Attackers love anything that lives on any server (not just your device) that keeps working after you change your password or buy a new laptop/device. For home users, similar “invisible plumbing” shows up as server-side inbox rules and mail forwarding as well as compromised and malicious apps with ongoing access.
As with so many other breeches, attackers attempt to gain access to your email account with a simple phish:
- A fake email: “Click here to view the document.”
- A fake meeting invite or voicemail that asks you to sign in.
- A page that looks like Microsoft asking you to approve an app.
If you fall for the phish and enter your username and password or click “Allow” to grant an app permission, the attacker now can access your account.
Once inside, attackers don’t just read your email and leave. They often set up long-term access where they can hide their tracks and steal money or data over time:
- Forward certain emails (e.g., those with “bank”, “invoice”, “password”) to themselves.
- Move/delete emails so you never see the security alerts, bank messages, or replies that might expose the scam.
This is very similar in spirit to a malicious connector in that it’s a trusted-looking configuration on the cloud server that silently keeps the attacker connected.
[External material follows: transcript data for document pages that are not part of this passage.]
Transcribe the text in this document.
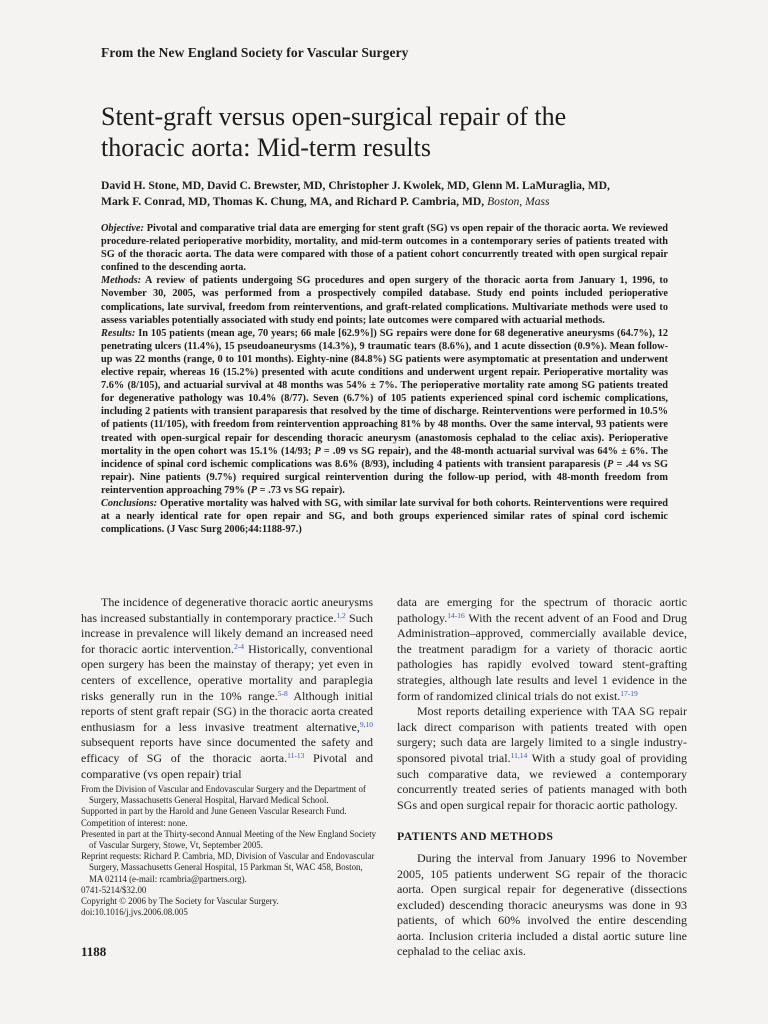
From the New England Society for Vascular Surgery
Stent-graft versus open-surgical repair of the
thoracic aorta: Mid-term results
David H. Stone, MD, David C. Brewster, MD, Christopher J. Kwolek, MD, Glenn M. LaMuraglia, MD,
Mark F. Conrad, MD, Thomas K. Chung, MA, and Richard P. Cambria, MD, Boston, Mass

Objective: Pivotal and comparative trial data are emerging for stent graft (SG) vs open repair of the thoracic aorta. We reviewed procedure-related perioperative morbidity, mortality, and mid-term outcomes in a contemporary series of patients treated with SG of the thoracic aorta. The data were compared with those of a patient cohort concurrently treated with open surgical repair confined to the descending aorta.

Methods: A review of patients undergoing SG procedures and open surgery of the thoracic aorta from January 1, 1996, to November 30, 2005, was performed from a prospectively compiled database. Study end points included perioperative complications, late survival, freedom from reinterventions, and graft-related complications. Multivariate methods were used to assess variables potentially associated with study end points; late outcomes were compared with actuarial methods.

Results: In 105 patients (mean age, 70 years; 66 male [62.9%]) SG repairs were done for 68 degenerative aneurysms (64.7%), 12 penetrating ulcers (11.4%), 15 pseudoaneurysms (14.3%), 9 traumatic tears (8.6%), and 1 acute dissection (0.9%). Mean follow-up was 22 months (range, 0 to 101 months). Eighty-nine (84.8%) SG patients were asymptomatic at presentation and underwent elective repair, whereas 16 (15.2%) presented with acute conditions and underwent urgent repair. Perioperative mortality was 7.6% (8/105), and actuarial survival at 48 months was 54% ± 7%. The perioperative mortality rate among SG patients treated for degenerative pathology was 10.4% (8/77). Seven (6.7%) of 105 patients experienced spinal cord ischemic complications, including 2 patients with transient paraparesis that resolved by the time of discharge. Reinterventions were performed in 10.5% of patients (11/105), with freedom from reintervention approaching 81% by 48 months. Over the same interval, 93 patients were treated with open-surgical repair for descending thoracic aneurysm (anastomosis cephalad to the celiac axis). Perioperative mortality in the open cohort was 15.1% (14/93; P = .09 vs SG repair), and the 48-month actuarial survival was 64% ± 6%. The incidence of spinal cord ischemic complications was 8.6% (8/93), including 4 patients with transient paraparesis (P = .44 vs SG repair). Nine patients (9.7%) required surgical reintervention during the follow-up period, with 48-month freedom from reintervention approaching 79% (P = .73 vs SG repair).

Conclusions: Operative mortality was halved with SG, with similar late survival for both cohorts. Reinterventions were required at a nearly identical rate for open repair and SG, and both groups experienced similar rates of spinal cord ischemic complications. (J Vasc Surg 2006;44:1188-97.)

The incidence of degenerative thoracic aortic aneurysms has increased substantially in contemporary practice.$^{1,2}$ Such increase in prevalence will likely demand an increased need for thoracic aortic intervention.$^{2-4}$ Historically, conventional open surgery has been the mainstay of therapy; yet even in centers of excellence, operative mortality and paraplegia risks generally run in the 10% range.$^{5-8}$ Although initial reports of stent graft repair (SG) in the thoracic aorta created enthusiasm for a less invasive treatment alternative,$^{9,10}$ subsequent reports have since documented the safety and efficacy of SG of the thoracic aorta.$^{11-13}$ Pivotal and comparative (vs open repair) trial

From the Division of Vascular and Endovascular Surgery and the Department of Surgery, Massachusetts General Hospital, Harvard Medical School.

Supported in part by the Harold and June Geneen Vascular Research Fund.

Competition of interest: none.

Presented in part at the Thirty-second Annual Meeting of the New England Society of Vascular Surgery, Stowe, Vt, September 2005.

Reprint requests: Richard P. Cambria, MD, Division of Vascular and Endovascular Surgery, Massachusetts General Hospital, 15 Parkman St, WAC 458, Boston, MA 02114 (e-mail: rcambria@partners.org).

0741-5214/$32.00

Copyright © 2006 by The Society for Vascular Surgery.

doi:10.1016/j.jvs.2006.08.005

data are emerging for the spectrum of thoracic aortic pathology.$^{14-16}$ With the recent advent of an Food and Drug Administration–approved, commercially available device, the treatment paradigm for a variety of thoracic aortic pathologies has rapidly evolved toward stent-grafting strategies, although late results and level 1 evidence in the form of randomized clinical trials do not exist.$^{17-19}$

Most reports detailing experience with TAA SG repair lack direct comparison with patients treated with open surgery; such data are largely limited to a single industry-sponsored pivotal trial.$^{11,14}$ With a study goal of providing such comparative data, we reviewed a contemporary concurrently treated series of patients managed with both SGs and open surgical repair for thoracic aortic pathology.

PATIENTS AND METHODS

During the interval from January 1996 to November 2005, 105 patients underwent SG repair of the thoracic aorta. Open surgical repair for degenerative (dissections excluded) descending thoracic aneurysms was done in 93 patients, of which 60% involved the entire descending aorta. Inclusion criteria included a distal aortic suture line cephalad to the celiac axis.

1188
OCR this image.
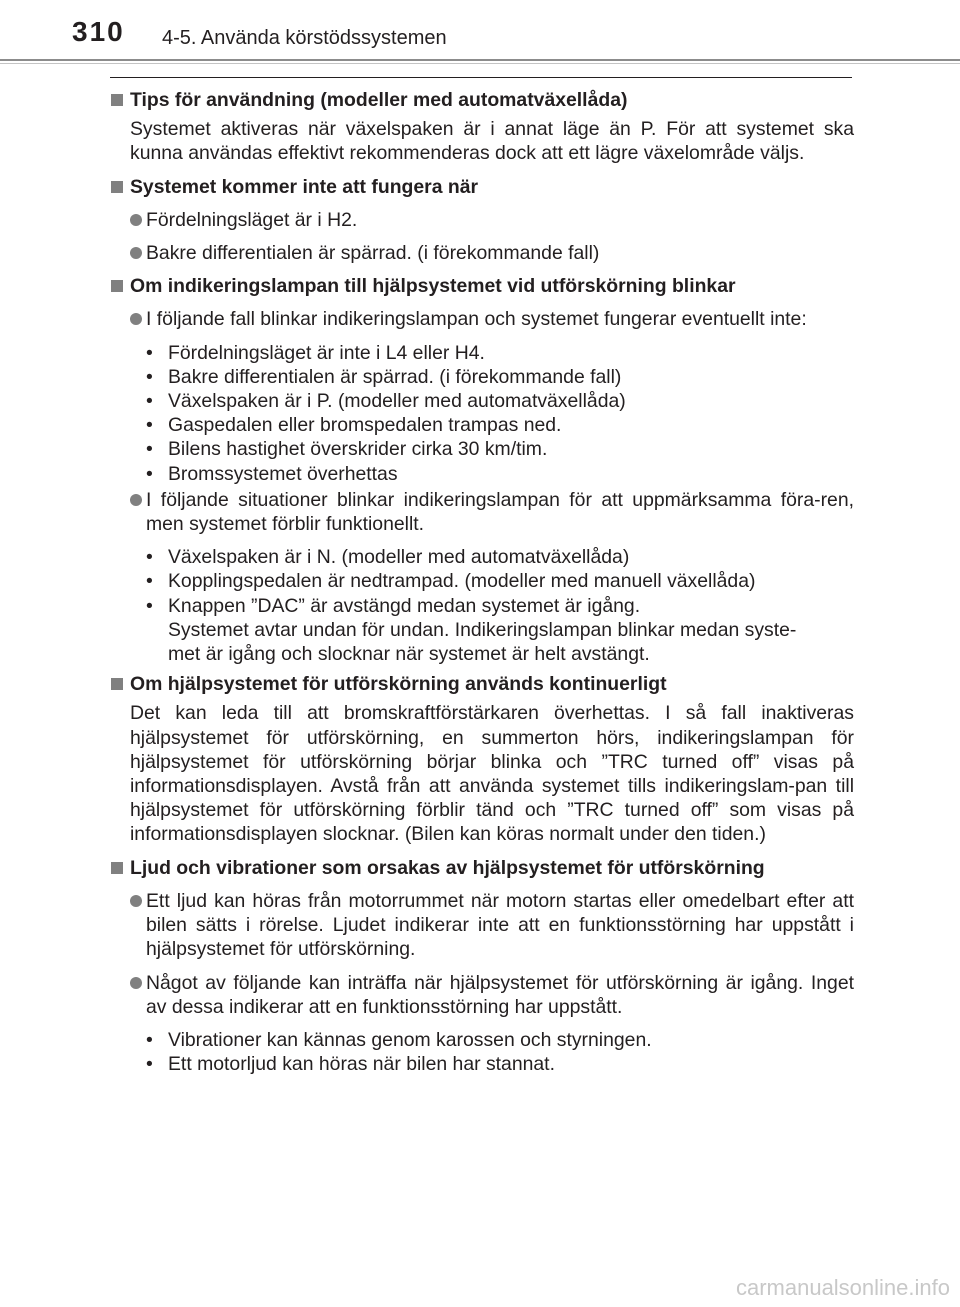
310 4-5. Använda körstödssystemen
Tips för användning (modeller med automatväxellåda)
Systemet aktiveras när växelspaken är i annat läge än P. För att systemet ska kunna användas effektivt rekommenderas dock att ett lägre växelområde väljs.
Systemet kommer inte att fungera när
Fördelningsläget är i H2.
Bakre differentialen är spärrad. (i förekommande fall)
Om indikeringslampan till hjälpsystemet vid utförskörning blinkar
I följande fall blinkar indikeringslampan och systemet fungerar eventuellt inte:
• Fördelningsläget är inte i L4 eller H4.
• Bakre differentialen är spärrad. (i förekommande fall)
• Växelspaken är i P. (modeller med automatväxellåda)
• Gaspedalen eller bromspedalen trampas ned.
• Bilens hastighet överskrider cirka 30 km/tim.
• Bromssystemet överhettas
I följande situationer blinkar indikeringslampan för att uppmärksamma föra-ren, men systemet förblir funktionellt.
• Växelspaken är i N. (modeller med automatväxellåda)
• Kopplingspedalen är nedtrampad. (modeller med manuell växellåda)
• Knappen ”DAC” är avstängd medan systemet är igång.
Systemet avtar undan för undan. Indikeringslampan blinkar medan syste-
met är igång och slocknar när systemet är helt avstängt.
Om hjälpsystemet för utförskörning används kontinuerligt
Det kan leda till att bromskraftförstärkaren överhettas. I så fall inaktiveras hjälpsystemet för utförskörning, en summerton hörs, indikeringslampan för hjälpsystemet för utförskörning börjar blinka och ”TRC turned off” visas på informationsdisplayen. Avstå från att använda systemet tills indikeringslam-pan till hjälpsystemet för utförskörning förblir tänd och ”TRC turned off” som visas på informationsdisplayen slocknar. (Bilen kan köras normalt under den tiden.)
Ljud och vibrationer som orsakas av hjälpsystemet för utförskörning
Ett ljud kan höras från motorrummet när motorn startas eller omedelbart efter att bilen sätts i rörelse. Ljudet indikerar inte att en funktionsstörning har uppstått i hjälpsystemet för utförskörning.
Något av följande kan inträffa när hjälpsystemet för utförskörning är igång. Inget av dessa indikerar att en funktionsstörning har uppstått.
• Vibrationer kan kännas genom karossen och styrningen.
• Ett motorljud kan höras när bilen har stannat.
carmanualsonline.info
This really matters for home users because if your personal M365/Outlook.com address is your “main email,” it’s probably the recovery point for your:
- Bank and credit card accounts,
- PayPal, shopping sites, and subscriptions,
- Social media and maybe even crypto or investment accounts.
If an attacker has ongoing access to your mailbox, they can repeatedly:
- Reset passwords on other sites and take over those accounts.
- Watch for statements, tax docs, and IDs for identity theft.
- Impersonate you to friends and family (“Can you send me money?”)
In other words, it’s not just about reading your email, it’s about controlling your digital life.
So, what can you do in such a situation? First recognize the warning signs that something’s wrong.
Watch for:
- Password reset emails that never arrive.
- Friends or family asking, “Why did you send me that weird link?”
- Security alerts from Microsoft or your bank about logins you don’t recognize.
- Emails that people say they sent you, but you can’t find anywhere—not even in the Junk or Deleted folders.
These are the common symptoms seen in real cases where malicious rules or server-side settings were in play.
While this all seems scary, you can develop your own home-user “incident response plan” by:
- Mail /Rules and deleting anything you don’t recognize.
- Mail /Forwarding and turning off forwarding unless you set it.
Even if you’re just one person with a home Microsoft 365 account, you’re still using the same powerful cloud platform as big businesses and attackers know it. So don’t just think “password and antivirus,” think, “What could keep working after I change my password?”
By remembering to occasionally check your email rules, forwarding, and connected apps, you’ll be miles ahead of most people and much harder for attackers to exploit.